Are these steps considered as "solved"? Do you have a program that does that?

I have code for steps 2-5.

So the answer is "yes".

linas Feb 9, 2021
Maintainer

I have code for steps 2-5.

It's in https://github.com/opencog/learn The README's will explain how to install and run it. The final output is an LG SQLite file. However, there's a lot of howevers; I'd have to explain those. Stage 5 is the one that needs tuning and exploration. Yes, re-writing stages 2-4 in pure C/C++ would probably speed them up by a factor of 10x or more. However, I tried to create something generic, something that could work for biology (for example), and not just LG.

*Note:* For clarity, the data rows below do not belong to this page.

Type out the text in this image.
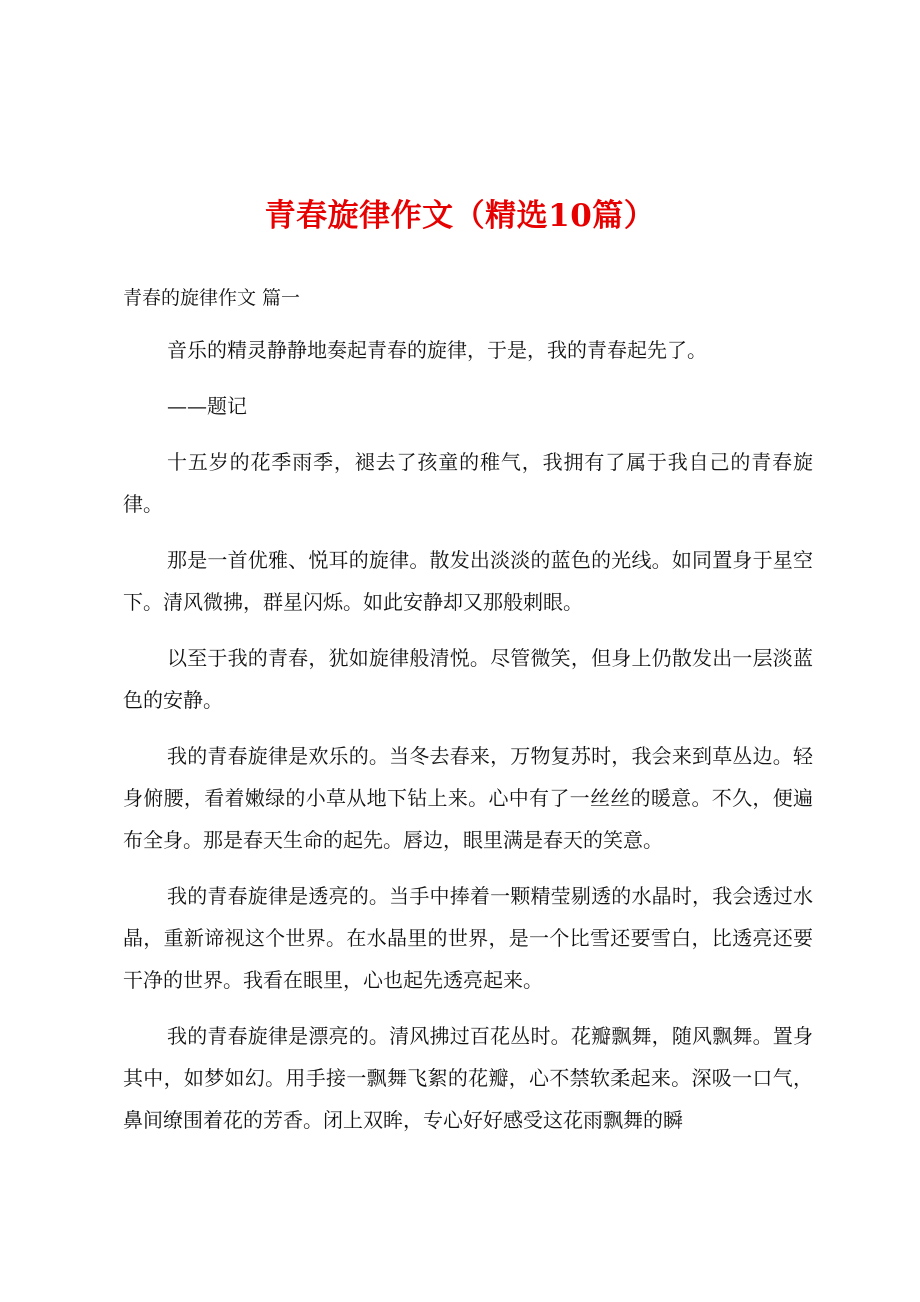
青春旋律作文（精选10篇）
青春的旋律作文 篇一

音乐的精灵静静地奏起青春的旋律，于是，我的青春起先了。

——题记

十五岁的花季雨季，褪去了孩童的稚气，我拥有了属于我自己的青春旋律。

那是一首优雅、悦耳的旋律。散发出淡淡的蓝色的光线。如同置身于星空下。清风微拂，群星闪烁。如此安静却又那般刺眼。

以至于我的青春，犹如旋律般清悦。尽管微笑，但身上仍散发出一层淡蓝色的安静。

我的青春旋律是欢乐的。当冬去春来，万物复苏时，我会来到草丛边。轻身俯腰，看着嫩绿的小草从地下钻上来。心中有了一丝丝的暖意。不久，便遍布全身。那是春天生命的起先。唇边，眼里满是春天的笑意。

我的青春旋律是透亮的。当手中捧着一颗精莹剔透的水晶时，我会透过水晶，重新谛视这个世界。在水晶里的世界，是一个比雪还要雪白，比透亮还要干净的世界。我看在眼里，心也起先透亮起来。

我的青春旋律是漂亮的。清风拂过百花丛时。花瓣飘舞，随风飘舞。置身其中，如梦如幻。用手接一飘舞飞絮的花瓣，心不禁软柔起来。深吸一口气，鼻间缭围着花的芳香。闭上双眸，专心好好感受这花雨飘舞的瞬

What are the sentence length s that are to be used?

Arbitrary; not constrained. Don't care.

Are MST parses for English correspond well enough to manual parsing

Yes. That is Yuret's thesis: he shows they correspond "well enough". However, he (and everyone else) gave up at that point, and never pushed it any further. That is because they didn't know about the concept of disjuncts. It never occurred to them that mining for disjuncts is the next step. I strongly believe that mining for disjuncts will strongly improve quality, and it will surpass the hand-created dictionaries. But this is a claim/belief, the whole point of the project is to prove that this is true.

ampli · 2021-02-07T15:31:05Z

ampli
Feb 7, 2021
Collaborator Author

write a demo!

My first step was to port the old modification to the latest LG, without any optimization.

A test on the de dict with a sentence length of 12 words (excluding LEFT_WORD/RIGHT_WORD) with -limit=10000000 (10 million) finished creating the parse-set structure in 194 seconds and needed additional 3780 seconds to extract all the sentences and write them to a file (5.6GB!). In addition to the bottlenecks that I already mentioned, there was a bottleneck in link_lists() when it needed to repetitively scan Parse_choice linked lists of tens of thousands of elements (this, of course, can be fixed, and will benefit also the regular use of the library).

With the en 4.0.dict I had less success. With more than 3 words (excluding LEFT_WORD/RIGHT_WORD) the process is OOM-killed when it reaches ~13GB of memory during the disjunct build. However, this can be fixed by order of magnitudes in several ways even without changing the disjunct building algo (which inherently has a low memory consumption).

The generated sentences include regex NAME and CAPITLIZED_WORD, often more than once. I guess it may be a good idea to suppress their generation.
Another observation is that often LEFT_WALL and RIGHT_WALL appear in the middle of sentences. I guess they should be suppressed there.
I hoped to get . in the middle of sentences. This could be an easy way to generate shorter sentences (than the given fixed number of words). Apparently, the de dict doesn't include this possibility (it can be easily fixed for that). The algo can also have a preference for including . (and even only one .) in sentences in order to produce sentences of different lengths in certain amounts.
Another possibility is to add API to use certain given words.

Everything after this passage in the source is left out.